Figure 9. Cloud model diagram of the reconstructed signal.

Figure 9. Cloud model diagram of the reconstructed signal.

To analyze further the distribution rules of CMCE under the two states, 40 group samples under normal and damage AE signals are selected separately. All samples should be de-noised and reconstructed by the EEMD algorithm, and the CMCE of the reconstructed signal should be calculated. The fitting curves of all CMCE values are shown in Figure 10. As shown in the figure, the distribution of CMCE under two states remains stable with the increase in sample number. Moreover, the difference between entropy values is considerable, and the effect of such difference is highly evident. Thus, CMCE can be regarded as the eigenvalue of the signals to distinguish among the different states of the bearing.

Figure 10. Fitting curves of all CMCE values under the two states.

Figure 10. Fitting curves of all CMCE values under the two states.

To compare the differences among CMCE, SampEn, and RMS, 40 sample groups of the normal and damage AE signals are selected separately. The samples should be denoised and reconstructed by the EEMD algorithm. The SampEn and RMS of the reconstructed signals should be calculated. The parameter of SampEn should be selected as follows, model dimension m = 2, threshold r = 0.2, and time series length N = 4096. The fitting curves of all SampEn and RMS values are shown in Figure 11 and Figure 12, respectively.

Figure 11. Fitting curves of all SampEn values under the two states.

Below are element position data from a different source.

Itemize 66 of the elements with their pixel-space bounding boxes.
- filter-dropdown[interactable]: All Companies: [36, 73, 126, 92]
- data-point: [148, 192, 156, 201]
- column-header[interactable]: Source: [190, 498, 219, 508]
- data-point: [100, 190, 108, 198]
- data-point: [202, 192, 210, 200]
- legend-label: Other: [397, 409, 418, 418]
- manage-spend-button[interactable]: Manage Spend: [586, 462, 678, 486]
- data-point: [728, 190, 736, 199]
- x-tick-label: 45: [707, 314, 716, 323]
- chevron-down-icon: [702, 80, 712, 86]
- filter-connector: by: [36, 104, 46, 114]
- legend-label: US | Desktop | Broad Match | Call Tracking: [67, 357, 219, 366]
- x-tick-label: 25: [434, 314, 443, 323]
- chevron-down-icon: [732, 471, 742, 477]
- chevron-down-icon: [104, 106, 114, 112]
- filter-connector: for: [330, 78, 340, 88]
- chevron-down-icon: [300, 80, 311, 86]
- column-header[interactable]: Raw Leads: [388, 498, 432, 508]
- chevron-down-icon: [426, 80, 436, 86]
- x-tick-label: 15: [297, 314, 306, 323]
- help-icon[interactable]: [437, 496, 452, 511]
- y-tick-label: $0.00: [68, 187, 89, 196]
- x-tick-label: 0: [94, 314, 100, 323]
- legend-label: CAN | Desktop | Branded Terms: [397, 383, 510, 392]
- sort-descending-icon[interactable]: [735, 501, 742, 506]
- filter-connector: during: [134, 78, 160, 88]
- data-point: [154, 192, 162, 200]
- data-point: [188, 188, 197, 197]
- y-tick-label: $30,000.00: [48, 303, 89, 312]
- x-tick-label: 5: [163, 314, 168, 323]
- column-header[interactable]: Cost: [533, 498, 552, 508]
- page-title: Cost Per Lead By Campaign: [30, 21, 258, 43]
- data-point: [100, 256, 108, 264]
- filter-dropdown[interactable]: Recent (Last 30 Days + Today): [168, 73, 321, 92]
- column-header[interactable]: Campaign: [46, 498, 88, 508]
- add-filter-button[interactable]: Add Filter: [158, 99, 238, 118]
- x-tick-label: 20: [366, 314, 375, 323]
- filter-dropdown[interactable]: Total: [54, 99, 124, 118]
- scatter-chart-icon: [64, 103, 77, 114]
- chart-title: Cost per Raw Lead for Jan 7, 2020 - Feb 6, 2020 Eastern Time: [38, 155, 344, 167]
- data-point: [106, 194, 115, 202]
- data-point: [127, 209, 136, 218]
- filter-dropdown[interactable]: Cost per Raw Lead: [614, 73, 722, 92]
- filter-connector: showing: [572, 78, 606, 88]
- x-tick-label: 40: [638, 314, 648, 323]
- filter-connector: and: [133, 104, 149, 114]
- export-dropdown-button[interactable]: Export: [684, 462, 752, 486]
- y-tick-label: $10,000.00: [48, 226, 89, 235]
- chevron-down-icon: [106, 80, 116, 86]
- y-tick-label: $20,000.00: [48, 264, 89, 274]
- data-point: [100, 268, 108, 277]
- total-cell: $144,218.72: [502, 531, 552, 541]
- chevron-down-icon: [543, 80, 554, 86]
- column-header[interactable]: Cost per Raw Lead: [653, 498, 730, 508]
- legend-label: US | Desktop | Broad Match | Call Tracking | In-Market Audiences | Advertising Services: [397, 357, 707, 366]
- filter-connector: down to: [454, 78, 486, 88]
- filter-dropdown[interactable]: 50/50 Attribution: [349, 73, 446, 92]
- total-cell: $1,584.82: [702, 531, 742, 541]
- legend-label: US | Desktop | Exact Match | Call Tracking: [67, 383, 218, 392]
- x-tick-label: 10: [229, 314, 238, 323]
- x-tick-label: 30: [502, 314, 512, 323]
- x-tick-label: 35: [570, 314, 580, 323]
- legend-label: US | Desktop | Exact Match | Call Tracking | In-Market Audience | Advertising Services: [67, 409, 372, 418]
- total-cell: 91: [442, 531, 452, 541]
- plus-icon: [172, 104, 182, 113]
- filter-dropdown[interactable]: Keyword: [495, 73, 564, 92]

Figure 11. Fitting curves of all SampEn values under the two states.

Figure 12. Fitting curves of all RMS values under the two states.

Figure 12. Fitting curves of all RMS values under the two states.

As shown in Figure 10 and Figure 11, change is relatively stable with the increasing number of sample CMCE and SampEn. However, the difference between normal and damage states of SampEn is minimal, and the distinguishing effect is not obvious. SampEn uses the unit step function, and threshold r is highly sensitive. Consequently, a sudden change occurs in SampEn, which causes the difference between the two states to decrease further. As shown in Figure 12, the RMS fluctuation of the AE signals under the two states is obvious and stability is relatively poor. Although differences occur in RMS between the normal and damage states, the distinguishing effect is poor. RMS can represent the change in signal amplitude, and thus, it is easily disturbed by the environment, has poor anti-noise capability, and fails to solve the signal uncertainty problem. Moreover, obvious fluctuations easily appear with the increase in sample number.

The CMCE and SampEn of the reconstructed signal are set as the eigenvalue. Fault diagnosis is performed with K-nearest neighbor (KNN) classification algorithm and support vector machine (SVM) algorithm [20,21,22]. One hundred and twenty groups of samples are selected from CMCE and SampEn samples, respectively, among which, 80 groups are for training and 40 groups are for testing. Setting K = 3 in K-nearest neighbor (KNN) classification algorithm, the penalty factor C = 150, σ = 1 in support vector machine (SVM) algorithm, the experimental results are shown in Table 1, which show that the diagnostic performances of KNN and SVM are both good under EEMD–CMCE. Also, this shows that the proposed EEMD–CMCE method is a better Feature Extraction method than the EEMD–SampEn method.

Table 1. Comparison of fault diagnosis results.

	Accuracy %
Method	KNN	SVM
EEMD–CMCE	96.2	97.5
EEMD–SampEn	83.4	88.7

Table 1. Comparison of fault diagnosis results.

	Accuracy %
Method	KNN	SVM
EEMD–CMCE	96.2	97.5
EEMD–SampEn	83.4	88.7

4. Conclusions

This study proposes a feature extraction method based on the EEMD and CMCE of rolling bearing fault signal. The EEMD algorithm is used in signal decomposition. Sensitive IMFs are then selected to reconstruct signals using the MI method, which finally eliminates noise. CMCE is used as the eigenvalue of the reconstructed signal to overcome the disadvantages of traditional entropy. According to the analysis of the AE signals from a rolling bearing under normal and damage states, the experimental results verify that the index, as bearing fault characteristics, is effective and superior.